Чиркова лето провела в Крыму, каталась верхом, взбиралась на горы, но в ее рассказах красоты природы не играли никакой роли; на правах уже почти взрослой девушки она принимала участие во всех пикниках partie de plaisir[72] и как знаток говорила о лошадях, ресторанах и прочем. За лето куча ее поклонниц сильно поредела, возле нее оставались только три-четрыре из слабохарактерных, готовых всегда прислуживать тому, кто умеет ими повелевать.

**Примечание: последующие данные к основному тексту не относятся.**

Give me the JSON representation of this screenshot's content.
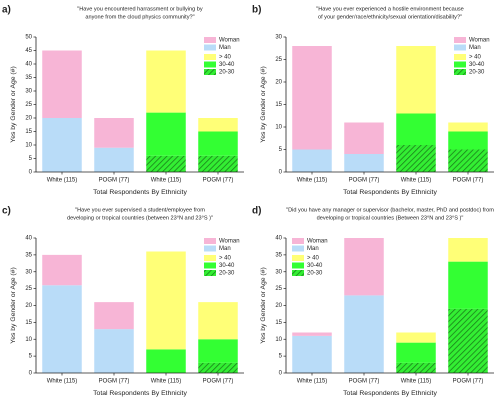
{
  "chart_data": [
    {
      "type": "bar",
      "stacked": true,
      "panel": "a)",
      "title": [
        "\"Have you encountered harrassment or bullying by",
        "anyone from the cloud physics community?\""
      ],
      "ylabel": "Yes by Gender or Age (#)",
      "xlabel": "Total Respondents By Ethnicity",
      "categories": [
        "White (115)",
        "POGM (77)",
        "White (115)",
        "POGM (77)"
      ],
      "ylim": [
        0,
        50
      ],
      "yticks": [
        0,
        5,
        10,
        15,
        20,
        25,
        30,
        35,
        40,
        45,
        50
      ],
      "legend": "upper right",
      "series": [
        {
          "name": "Man",
          "color": "#b9dcf8",
          "values": [
            20,
            9,
            null,
            null
          ]
        },
        {
          "name": "Woman",
          "color": "#f7b5d6",
          "values": [
            25,
            11,
            null,
            null
          ]
        },
        {
          "name": "20-30",
          "color": "#33ee33",
          "hatch": true,
          "values": [
            null,
            null,
            6,
            6
          ]
        },
        {
          "name": "30-40",
          "color": "#33ff33",
          "values": [
            null,
            null,
            16,
            9
          ]
        },
        {
          "name": "> 40",
          "color": "#ffff77",
          "values": [
            null,
            null,
            23,
            5
          ]
        }
      ]
    },
    {
      "type": "bar",
      "stacked": true,
      "panel": "b)",
      "title": [
        "\"Have you ever experienced a hostile environment because",
        "of your gender/race/ethnicity/sexual orientation/disability?\""
      ],
      "ylabel": "Yes by Gender or Age (#)",
      "xlabel": "Total Respondents By Ethnicity",
      "categories": [
        "White (115)",
        "POGM (77)",
        "White (115)",
        "POGM (77)"
      ],
      "ylim": [
        0,
        30
      ],
      "yticks": [
        0,
        5,
        10,
        15,
        20,
        25,
        30
      ],
      "legend": "upper right",
      "series": [
        {
          "name": "Man",
          "color": "#b9dcf8",
          "values": [
            5,
            4,
            null,
            null
          ]
        },
        {
          "name": "Woman",
          "color": "#f7b5d6",
          "values": [
            23,
            7,
            null,
            null
          ]
        },
        {
          "name": "20-30",
          "color": "#33ee33",
          "hatch": true,
          "values": [
            null,
            null,
            6,
            5
          ]
        },
        {
          "name": "30-40",
          "color": "#33ff33",
          "values": [
            null,
            null,
            7,
            4
          ]
        },
        {
          "name": "> 40",
          "color": "#ffff77",
          "values": [
            null,
            null,
            15,
            2
          ]
        }
      ]
    },
    {
      "type": "bar",
      "stacked": true,
      "panel": "c)",
      "title": [
        "\"Have you ever supervised a student/employee from",
        "developing or tropical countries (between 23°N and 23°S )\""
      ],
      "ylabel": "Yes by Gender or Age (#)",
      "xlabel": "Total Respondents By Ethnicity",
      "categories": [
        "White (115)",
        "POGM (77)",
        "White (115)",
        "POGM (77)"
      ],
      "ylim": [
        0,
        40
      ],
      "yticks": [
        0,
        5,
        10,
        15,
        20,
        25,
        30,
        35,
        40
      ],
      "legend": "upper right",
      "series": [
        {
          "name": "Man",
          "color": "#b9dcf8",
          "values": [
            26,
            13,
            null,
            null
          ]
        },
        {
          "name": "Woman",
          "color": "#f7b5d6",
          "values": [
            9,
            8,
            null,
            null
          ]
        },
        {
          "name": "20-30",
          "color": "#33ee33",
          "hatch": true,
          "values": [
            null,
            null,
            0,
            3
          ]
        },
        {
          "name": "30-40",
          "color": "#33ff33",
          "values": [
            null,
            null,
            7,
            7
          ]
        },
        {
          "name": "> 40",
          "color": "#ffff77",
          "values": [
            null,
            null,
            29,
            11
          ]
        }
      ]
    },
    {
      "type": "bar",
      "stacked": true,
      "panel": "d)",
      "title": [
        "\"Did you have any manager or supervisor (bachelor, master, PhD and postdoc) from",
        "developing or tropical countries (Between 23°N and 23°S )\""
      ],
      "ylabel": "Yes by Gender or Age (#)",
      "xlabel": "Total Respondents By Ethnicity",
      "categories": [
        "White (115)",
        "POGM (77)",
        "White (115)",
        "POGM (77)"
      ],
      "ylim": [
        0,
        40
      ],
      "yticks": [
        0,
        5,
        10,
        15,
        20,
        25,
        30,
        35,
        40
      ],
      "legend": "upper left",
      "series": [
        {
          "name": "Man",
          "color": "#b9dcf8",
          "values": [
            11,
            23,
            null,
            null
          ]
        },
        {
          "name": "Woman",
          "color": "#f7b5d6",
          "values": [
            1,
            17,
            null,
            null
          ]
        },
        {
          "name": "20-30",
          "color": "#33ee33",
          "hatch": true,
          "values": [
            null,
            null,
            3,
            19
          ]
        },
        {
          "name": "30-40",
          "color": "#33ff33",
          "values": [
            null,
            null,
            6,
            14
          ]
        },
        {
          "name": "> 40",
          "color": "#ffff77",
          "values": [
            null,
            null,
            3,
            7
          ]
        }
      ]
    }
  ]
}
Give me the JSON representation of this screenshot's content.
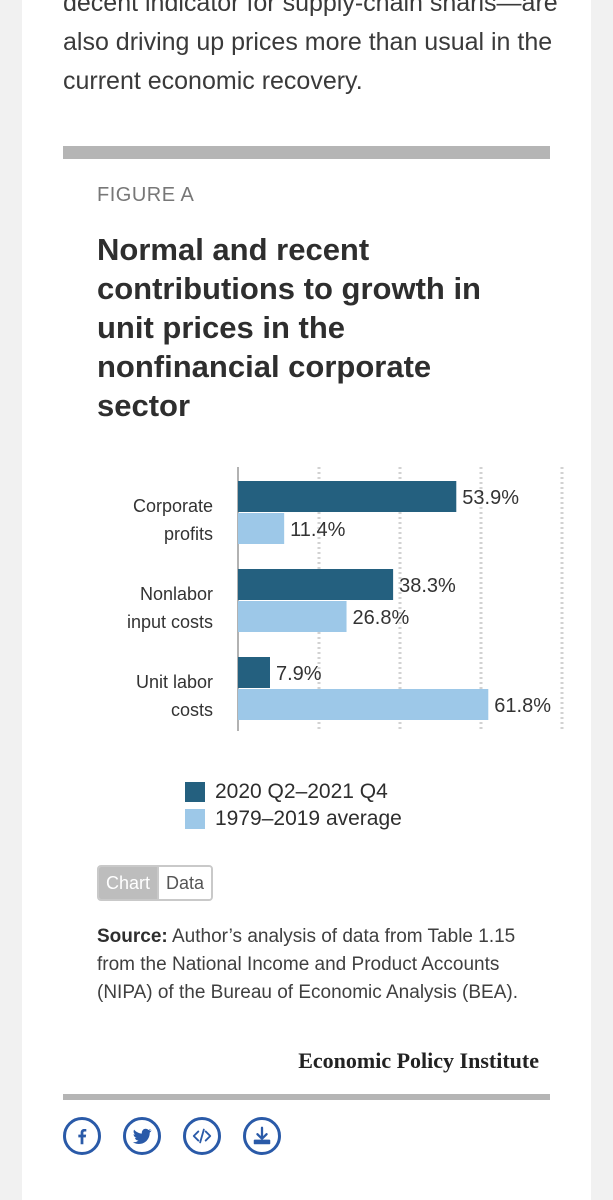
{
  "article": {
    "intro_text": "decent indicator for supply-chain snarls—are also driving up prices more than usual in the current economic recovery."
  },
  "figure": {
    "label": "FIGURE A",
    "title": "Normal and recent contributions to growth in unit prices in the nonfinancial corporate sector"
  },
  "chart_data": {
    "type": "bar",
    "orientation": "horizontal",
    "categories": [
      "Corporate profits",
      "Nonlabor input costs",
      "Unit labor costs"
    ],
    "category_lines": [
      [
        "Corporate",
        "profits"
      ],
      [
        "Nonlabor",
        "input costs"
      ],
      [
        "Unit labor",
        "costs"
      ]
    ],
    "series": [
      {
        "name": "2020 Q2–2021 Q4",
        "color": "#24607f",
        "values": [
          53.9,
          38.3,
          7.9
        ],
        "labels": [
          "53.9%",
          "38.3%",
          "7.9%"
        ]
      },
      {
        "name": "1979–2019 average",
        "color": "#9dc8e8",
        "values": [
          11.4,
          26.8,
          61.8
        ],
        "labels": [
          "11.4%",
          "26.8%",
          "61.8%"
        ]
      }
    ],
    "xlim": [
      0,
      80
    ],
    "grid": true,
    "title": "Normal and recent contributions to growth in unit prices in the nonfinancial corporate sector",
    "xlabel": "",
    "ylabel": ""
  },
  "legend": {
    "items": [
      {
        "label": "2020 Q2–2021 Q4",
        "color": "#24607f"
      },
      {
        "label": "1979–2019 average",
        "color": "#9dc8e8"
      }
    ]
  },
  "toggle": {
    "chart_label": "Chart",
    "data_label": "Data"
  },
  "source": {
    "prefix": "Source:",
    "text": " Author’s analysis of data from Table 1.15 from the National Income and Product Accounts (NIPA) of the Bureau of Economic Analysis (BEA)."
  },
  "brand": {
    "name": "Economic Policy Institute"
  },
  "share": {
    "icons": [
      "facebook-icon",
      "twitter-icon",
      "embed-icon",
      "download-icon"
    ],
    "color": "#2a5aa8"
  }
}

Чахоточная тоненькая Быстрова, прозванная Русалочкой за свои беленькие ручки, впалую грудь и большие синие глаза, бескорыстно жалась к Чирковой, точно инстинктивно чувствуя, что ей никогда не видать той веселой, пустой, но заманчивой жизни, пестрые картины которой развертывала перед ней ее светская подруга. Русалочка училась неровно, как неровно и нервно делала все. Родные ее были далеко, на Кавказе, на груди она носила образок св. Нины, бредила Демоном, замком Тамары и пела романсы надрывным, но замечательно приятным голосом, произнося слова с захватывающим выражением. До самого поступления Чирковой девочку все любили, баловали, ласкали, но теперь она отшатнулась ото всех, стала резка, и ее синие чудные глаза оживлялись и блестели, только когда Чиркова рассказывала о театре. Девочка, привезенная в институт восьми лет, ничего не видала, и теперь фантазия ее следила за героями какой-нибудь ужасной драмы с таким увлечением и пылом, что Чиркова не жалела красок, и, хотя в душе считала Русалочку неизмеримо ниже себя, гордилась тем влиянием, которое оказывала на нее.